Database Dual‑Master Mode – By configuring two MySQL instances as independent masters with different @@auto_increment_offset and @@auto_increment_increment values, each instance generates a distinct ID sequence (e.g., 1,3,5,… and 2,4,6,…). Example configuration:

set @@auto_increment_offset=1;   -- start value
set @@auto_increment_increment=2; -- step

set @@auto_increment_offset=2;
set @@auto_increment_increment=2;

A dedicated DistributIdService queries the two masters via RPC, providing IDs to business services while tolerating the failure of one master. Scaling beyond two masters, however, requires manual reconfiguration of offsets and steps.

Segment (Range) Mode – A service obtains a block of IDs from a table id_generator and serves them locally, reducing database round‑trips. The table schema:

CREATE TABLE id_generator (
  id int(10) NOT NULL,
  current_max_id bigint(20) NOT NULL COMMENT '当前最大id',
  increment_step int(10) NOT NULL COMMENT '号段的长度',
  PRIMARY KEY (id)
) ENGINE=InnoDB DEFAULT CHARSET=utf8;

When a service needs a new segment, it updates the row with an optimistic‑lock check:

UPDATE id_generator
SET current_max_id = #{newMaxId}, version = version + 1
WHERE version = #{version};

Multiple DistributIdService instances can share the same table; a version column prevents concurrent updates from allocating overlapping ranges.

Snowflake Algorithm – A 64‑bit ID composed of a sign bit, 41‑bit timestamp (millisecond precision), 10‑bit machine identifier, and 12‑bit sequence.

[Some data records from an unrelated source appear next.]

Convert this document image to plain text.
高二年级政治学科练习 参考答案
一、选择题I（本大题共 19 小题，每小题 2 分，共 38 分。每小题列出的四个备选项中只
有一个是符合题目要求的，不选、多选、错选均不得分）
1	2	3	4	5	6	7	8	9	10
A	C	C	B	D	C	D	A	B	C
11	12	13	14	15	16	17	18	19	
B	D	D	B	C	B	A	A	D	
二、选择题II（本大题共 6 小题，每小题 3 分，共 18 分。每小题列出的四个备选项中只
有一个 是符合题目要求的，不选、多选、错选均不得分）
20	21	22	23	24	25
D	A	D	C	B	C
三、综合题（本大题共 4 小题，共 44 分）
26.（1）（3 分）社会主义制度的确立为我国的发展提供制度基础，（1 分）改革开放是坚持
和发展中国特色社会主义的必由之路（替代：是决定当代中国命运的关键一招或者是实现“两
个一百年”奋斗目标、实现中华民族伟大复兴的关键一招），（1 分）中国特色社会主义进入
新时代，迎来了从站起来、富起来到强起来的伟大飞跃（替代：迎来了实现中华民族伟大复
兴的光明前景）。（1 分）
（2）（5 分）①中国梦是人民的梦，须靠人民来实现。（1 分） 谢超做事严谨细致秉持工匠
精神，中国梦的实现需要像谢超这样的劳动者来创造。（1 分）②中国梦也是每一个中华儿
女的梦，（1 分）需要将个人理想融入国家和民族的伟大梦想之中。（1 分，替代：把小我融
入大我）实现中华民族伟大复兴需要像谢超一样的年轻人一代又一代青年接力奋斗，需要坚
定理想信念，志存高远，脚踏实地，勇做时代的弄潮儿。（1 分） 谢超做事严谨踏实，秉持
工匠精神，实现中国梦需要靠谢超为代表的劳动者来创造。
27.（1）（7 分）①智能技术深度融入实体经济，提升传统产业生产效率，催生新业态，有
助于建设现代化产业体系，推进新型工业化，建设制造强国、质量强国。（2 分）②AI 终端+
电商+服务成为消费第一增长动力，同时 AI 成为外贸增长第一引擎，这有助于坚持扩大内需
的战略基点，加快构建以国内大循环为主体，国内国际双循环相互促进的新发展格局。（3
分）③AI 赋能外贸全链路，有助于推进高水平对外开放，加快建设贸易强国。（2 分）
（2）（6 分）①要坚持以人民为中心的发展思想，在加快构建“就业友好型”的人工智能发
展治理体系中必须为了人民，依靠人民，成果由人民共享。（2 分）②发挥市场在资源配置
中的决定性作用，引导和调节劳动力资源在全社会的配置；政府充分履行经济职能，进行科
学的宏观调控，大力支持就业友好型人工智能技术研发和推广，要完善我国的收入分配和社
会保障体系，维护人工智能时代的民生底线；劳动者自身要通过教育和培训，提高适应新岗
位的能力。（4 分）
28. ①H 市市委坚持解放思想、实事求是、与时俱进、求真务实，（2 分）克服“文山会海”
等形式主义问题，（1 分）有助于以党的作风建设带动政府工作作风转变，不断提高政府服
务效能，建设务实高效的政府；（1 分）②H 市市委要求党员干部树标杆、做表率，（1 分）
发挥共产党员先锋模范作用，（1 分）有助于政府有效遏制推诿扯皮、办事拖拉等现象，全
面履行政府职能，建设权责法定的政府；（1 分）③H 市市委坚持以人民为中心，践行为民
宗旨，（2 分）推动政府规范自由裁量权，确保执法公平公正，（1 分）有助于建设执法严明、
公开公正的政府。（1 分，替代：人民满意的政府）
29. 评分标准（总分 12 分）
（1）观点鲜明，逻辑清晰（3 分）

It requires no database and can be implemented in Java; a reference implementation is available at GitHub . Large‑scale deployments often modify work‑ID allocation, using Zookeeper or database‑assigned IDs to avoid manual configuration.

Open‑Source Implementations – Baidu’s uid-generator and Meituan’s Leaf both provide distributed ID services. Baidu auto‑assigns a 22‑bit workId from a MySQL‑backed table; Meituan’s Leaf supports both segment and Snowflake modes, obtaining workIds from Zookeeper sequential nodes.

Redis‑Based ID Generation – Redis’s atomic INCR command can serve as a fast ID generator. After initializing a key:

SET seq_id 1   // initialize
INCR seq_id      // returns 2
INCR seq_id      // returns 3

Redis offers high throughput but requires careful persistence configuration (RDB vs. AOF) to avoid ID duplication after crashes.